Meski masih ada peluang perpanjangan kontrak, status Sananta sebagai pemain Timnas membuatnya otomatis masuk radar klub Indonesia. Beberapa tim papan atas disebut tertarik memboyongnya kembali untuk memperkuat lini serang musim depan.
Dampaknya ke Super League Indonesia
Enam pemain abroad Timnas yang habis kontrak bersamaan ini menciptakan dinamika baru di pasar transfer. Klub Indonesia tidak lagi hanya berburu pemain lokal, tetapi juga mulai fokus mengembalikan talenta diaspora yang telah ditempa di luar negeri.

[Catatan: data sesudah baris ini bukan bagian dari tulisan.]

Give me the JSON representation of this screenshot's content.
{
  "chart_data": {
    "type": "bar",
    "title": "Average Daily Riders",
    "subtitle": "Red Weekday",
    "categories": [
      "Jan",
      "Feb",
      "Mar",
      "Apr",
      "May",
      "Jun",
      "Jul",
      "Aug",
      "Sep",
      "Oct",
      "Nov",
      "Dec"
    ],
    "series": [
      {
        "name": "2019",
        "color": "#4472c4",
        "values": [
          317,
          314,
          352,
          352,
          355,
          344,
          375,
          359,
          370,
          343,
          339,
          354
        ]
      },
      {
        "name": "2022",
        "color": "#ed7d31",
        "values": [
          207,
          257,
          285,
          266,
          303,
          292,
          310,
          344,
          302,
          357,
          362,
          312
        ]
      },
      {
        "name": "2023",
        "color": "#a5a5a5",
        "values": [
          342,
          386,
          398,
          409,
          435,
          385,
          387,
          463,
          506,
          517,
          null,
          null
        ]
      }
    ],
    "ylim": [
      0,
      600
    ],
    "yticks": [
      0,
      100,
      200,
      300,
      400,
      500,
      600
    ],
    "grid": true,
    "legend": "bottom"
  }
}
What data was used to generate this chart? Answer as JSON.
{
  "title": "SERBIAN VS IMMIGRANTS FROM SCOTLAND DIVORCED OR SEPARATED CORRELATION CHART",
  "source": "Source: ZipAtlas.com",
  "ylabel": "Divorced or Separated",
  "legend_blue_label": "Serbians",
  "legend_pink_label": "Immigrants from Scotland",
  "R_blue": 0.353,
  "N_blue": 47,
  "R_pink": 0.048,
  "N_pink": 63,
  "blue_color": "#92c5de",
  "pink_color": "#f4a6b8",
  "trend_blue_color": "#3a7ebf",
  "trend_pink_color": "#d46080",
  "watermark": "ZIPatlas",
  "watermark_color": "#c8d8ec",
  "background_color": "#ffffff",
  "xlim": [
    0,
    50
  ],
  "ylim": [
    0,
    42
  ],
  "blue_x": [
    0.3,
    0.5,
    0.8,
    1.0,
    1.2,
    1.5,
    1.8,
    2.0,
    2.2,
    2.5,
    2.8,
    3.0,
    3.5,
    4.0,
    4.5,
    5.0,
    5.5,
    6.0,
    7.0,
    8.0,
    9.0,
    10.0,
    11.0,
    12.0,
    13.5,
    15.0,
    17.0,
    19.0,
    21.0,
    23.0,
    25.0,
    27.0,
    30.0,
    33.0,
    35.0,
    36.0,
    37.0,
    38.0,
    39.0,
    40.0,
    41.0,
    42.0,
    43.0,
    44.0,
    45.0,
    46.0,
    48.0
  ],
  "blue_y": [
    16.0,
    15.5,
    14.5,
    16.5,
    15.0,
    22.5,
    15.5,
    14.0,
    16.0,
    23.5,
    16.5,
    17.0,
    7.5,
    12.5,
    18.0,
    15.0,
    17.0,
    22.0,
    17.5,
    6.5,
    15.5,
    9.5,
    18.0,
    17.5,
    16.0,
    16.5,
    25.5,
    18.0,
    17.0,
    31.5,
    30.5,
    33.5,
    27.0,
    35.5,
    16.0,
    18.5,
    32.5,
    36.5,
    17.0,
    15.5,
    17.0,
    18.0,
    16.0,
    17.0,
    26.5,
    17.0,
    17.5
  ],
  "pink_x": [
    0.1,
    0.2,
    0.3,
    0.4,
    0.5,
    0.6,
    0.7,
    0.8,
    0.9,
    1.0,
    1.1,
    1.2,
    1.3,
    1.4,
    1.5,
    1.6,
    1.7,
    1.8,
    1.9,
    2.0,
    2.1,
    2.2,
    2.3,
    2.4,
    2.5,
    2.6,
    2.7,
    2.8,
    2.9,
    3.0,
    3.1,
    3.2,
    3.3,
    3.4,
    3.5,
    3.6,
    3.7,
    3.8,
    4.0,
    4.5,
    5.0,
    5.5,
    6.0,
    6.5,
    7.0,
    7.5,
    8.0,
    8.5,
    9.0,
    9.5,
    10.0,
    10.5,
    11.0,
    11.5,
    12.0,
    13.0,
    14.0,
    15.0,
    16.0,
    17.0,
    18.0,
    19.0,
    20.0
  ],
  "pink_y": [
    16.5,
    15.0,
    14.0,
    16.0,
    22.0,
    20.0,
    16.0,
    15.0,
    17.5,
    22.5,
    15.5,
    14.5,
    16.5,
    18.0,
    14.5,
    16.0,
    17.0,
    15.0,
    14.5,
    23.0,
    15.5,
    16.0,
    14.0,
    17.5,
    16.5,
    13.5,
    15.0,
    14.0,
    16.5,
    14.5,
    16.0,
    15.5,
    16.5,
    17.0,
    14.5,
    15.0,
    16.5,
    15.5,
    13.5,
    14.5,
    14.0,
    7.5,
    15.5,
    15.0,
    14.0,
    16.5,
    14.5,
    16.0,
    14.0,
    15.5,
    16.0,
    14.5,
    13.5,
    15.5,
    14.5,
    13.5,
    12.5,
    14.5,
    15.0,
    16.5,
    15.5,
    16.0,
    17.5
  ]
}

Bagi para pemain, pulang ke Indonesia bukan lagi dianggap sebagai langkah mundur. Justru sebaliknya, Super League kini menjadi panggung yang menjanjikan dari sisi profesionalisme, gaji, hingga peluang tampil rutin demi menjaga tempat di Timnas.
Jika dua atau tiga nama saja berhasil diamankan klub besar, peta persaingan musim depan dipastikan berubah. Bursa transfer 2026 tidak lagi sekadar ajang belanja pemain, tetapi momentum besar yang bisa menentukan arah baru sepak bola Indonesia.